The Louisiana Board of Regents has submitted three candidates to fill one of the most influential yet obscure positions in state government.
LSU economist Jim Richardson, who has served on the state’s Revenue Estimating Conference since its inception, is stepping down in June. The Board of Regents is responsible for nominating candidates to be his successor.
On Wednesday, the board nominated Stephen Barnes and Gregory Upton from LSU and Gary Wagner from UL-Lafayette. The state House speaker, the president of the Senate and the governor’s office, who fill the other three seats on the REC, will choose the fourth member from the Regents’ list.
The REC adopts the official revenue forecasts for state government, which dictates how much money lawmakers can spend.
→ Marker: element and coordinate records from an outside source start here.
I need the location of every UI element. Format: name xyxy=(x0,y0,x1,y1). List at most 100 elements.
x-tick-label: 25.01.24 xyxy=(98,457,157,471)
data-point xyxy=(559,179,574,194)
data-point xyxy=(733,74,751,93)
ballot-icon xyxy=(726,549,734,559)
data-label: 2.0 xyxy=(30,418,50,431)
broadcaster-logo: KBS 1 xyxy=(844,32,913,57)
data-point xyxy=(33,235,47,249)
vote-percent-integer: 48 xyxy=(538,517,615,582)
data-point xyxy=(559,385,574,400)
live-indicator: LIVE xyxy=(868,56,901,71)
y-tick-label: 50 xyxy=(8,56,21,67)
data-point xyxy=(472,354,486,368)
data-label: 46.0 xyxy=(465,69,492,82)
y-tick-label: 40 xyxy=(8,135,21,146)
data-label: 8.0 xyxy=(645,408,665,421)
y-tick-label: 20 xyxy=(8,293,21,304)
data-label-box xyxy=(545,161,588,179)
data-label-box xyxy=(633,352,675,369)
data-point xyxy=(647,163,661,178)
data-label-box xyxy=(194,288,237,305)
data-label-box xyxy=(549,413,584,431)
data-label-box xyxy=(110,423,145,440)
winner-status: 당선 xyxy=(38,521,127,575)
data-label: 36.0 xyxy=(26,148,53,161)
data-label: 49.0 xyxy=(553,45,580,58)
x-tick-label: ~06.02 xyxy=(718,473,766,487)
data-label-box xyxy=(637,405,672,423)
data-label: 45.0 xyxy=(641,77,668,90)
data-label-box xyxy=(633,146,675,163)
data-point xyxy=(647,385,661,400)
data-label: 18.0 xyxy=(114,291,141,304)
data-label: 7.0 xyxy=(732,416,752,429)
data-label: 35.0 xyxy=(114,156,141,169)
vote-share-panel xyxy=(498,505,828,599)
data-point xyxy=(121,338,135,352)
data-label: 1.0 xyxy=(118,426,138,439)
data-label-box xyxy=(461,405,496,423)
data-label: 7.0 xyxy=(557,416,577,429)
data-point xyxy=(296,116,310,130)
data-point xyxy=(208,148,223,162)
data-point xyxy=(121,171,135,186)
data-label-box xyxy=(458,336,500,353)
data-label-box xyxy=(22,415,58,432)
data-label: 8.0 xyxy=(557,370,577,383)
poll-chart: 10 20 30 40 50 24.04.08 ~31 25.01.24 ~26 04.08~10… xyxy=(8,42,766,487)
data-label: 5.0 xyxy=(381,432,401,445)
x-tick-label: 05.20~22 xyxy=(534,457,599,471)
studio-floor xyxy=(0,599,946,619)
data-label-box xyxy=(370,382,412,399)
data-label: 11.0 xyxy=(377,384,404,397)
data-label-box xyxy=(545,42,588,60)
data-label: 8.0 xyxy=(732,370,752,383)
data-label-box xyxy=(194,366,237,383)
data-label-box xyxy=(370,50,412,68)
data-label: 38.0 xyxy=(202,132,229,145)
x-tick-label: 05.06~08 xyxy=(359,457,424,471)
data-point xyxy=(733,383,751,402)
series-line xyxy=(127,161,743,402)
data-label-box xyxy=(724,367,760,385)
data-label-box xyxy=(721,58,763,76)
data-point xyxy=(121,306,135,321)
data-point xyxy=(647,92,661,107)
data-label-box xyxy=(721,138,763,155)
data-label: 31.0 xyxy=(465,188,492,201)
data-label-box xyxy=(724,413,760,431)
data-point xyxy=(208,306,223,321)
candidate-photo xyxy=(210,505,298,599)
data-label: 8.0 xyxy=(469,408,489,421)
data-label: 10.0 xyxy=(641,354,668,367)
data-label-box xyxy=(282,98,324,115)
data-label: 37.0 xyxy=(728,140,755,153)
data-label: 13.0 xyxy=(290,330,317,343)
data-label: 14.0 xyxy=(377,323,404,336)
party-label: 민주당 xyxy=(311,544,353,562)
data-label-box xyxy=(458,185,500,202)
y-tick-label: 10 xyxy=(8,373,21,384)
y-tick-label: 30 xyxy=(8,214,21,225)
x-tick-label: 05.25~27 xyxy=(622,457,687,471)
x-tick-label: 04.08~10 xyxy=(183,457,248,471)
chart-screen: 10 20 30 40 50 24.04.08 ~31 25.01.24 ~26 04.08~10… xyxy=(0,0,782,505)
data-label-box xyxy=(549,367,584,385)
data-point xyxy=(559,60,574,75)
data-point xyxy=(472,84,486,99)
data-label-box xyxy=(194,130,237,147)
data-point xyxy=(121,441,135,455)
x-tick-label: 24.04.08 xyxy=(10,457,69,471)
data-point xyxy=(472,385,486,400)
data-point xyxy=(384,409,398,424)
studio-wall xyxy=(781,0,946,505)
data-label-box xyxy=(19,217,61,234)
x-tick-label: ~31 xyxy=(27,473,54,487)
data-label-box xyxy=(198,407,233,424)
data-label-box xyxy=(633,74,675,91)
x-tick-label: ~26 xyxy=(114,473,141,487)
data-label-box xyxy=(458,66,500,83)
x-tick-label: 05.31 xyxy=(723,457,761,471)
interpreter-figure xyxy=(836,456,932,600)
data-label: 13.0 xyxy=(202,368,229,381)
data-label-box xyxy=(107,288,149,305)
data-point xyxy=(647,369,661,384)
REC decisions must be unanimous, and the academic economist is supposed to provide a non-political voice.
“It is an extremely important position,” said Regents member Randy Ewing, a former state senator. “So many times, their expertise has a big influence.”
The REC has received more attention than usual in recent months, as Republican House leaders have voted against choosing a new revenue estimate for the upcoming fiscal year, arguing waiting would allow for a more accurate number. The revenue estimate was supposed to be adopted by Jan. 1. The conference is expected to try again next month.
The Pelican Institute for Public Policy, a New Orleans-based think tank, has questioned the practice of placing an academic on the REC. Public universities are partly funded by tax dollars, so a faculty member might have an incentive to push for a higher revenue projection, the institute argues.
Barnes, an associate professor, directs the Economics and Policy Research Group at LSU’s Department of Economics. Upton is an assistant professor at LSU’s Center for Energy Studies. Wagner holds an endowed chair at ULL’s College of Business Administration.
The Board of Regents also discussed its master plan for the future of higher education in the state. According to the draft discussed on Wednesday, the goal is for 60 percent of working-age adults in the state to have a degree or “high-value credential” by 2030, which would require doubling the number of graduates.
The current proportion of Louisiana residents with a credential or degree is just over 44 percent, the plan document says, as compared to the national average of almost 48 percent.
Some of the tools the draft plan discusses to reach the long-term goal include:
- Expanding dual enrollment and other opportunities for high school students to earn college credit.
- Allowing students with academic deficiencies to receive supplemental instruction in credit-bearing courses rather than in traditional remediation classes.
- Implementing the Carnegie Foundation’s Math Pathways program, meant to help students get through college-level math, which is often a barrier to academic success.
- Addressing the ancillary costs of higher education, such as replacing textbooks with freely available “open educational resources” when possible.
- Creating a statewide Prior Learning Assessment system to help adults returning to school apply their existing knowledge toward their degrees.
- Expanding partnerships with other stakeholders such government agencies, nonprofits and the private sector.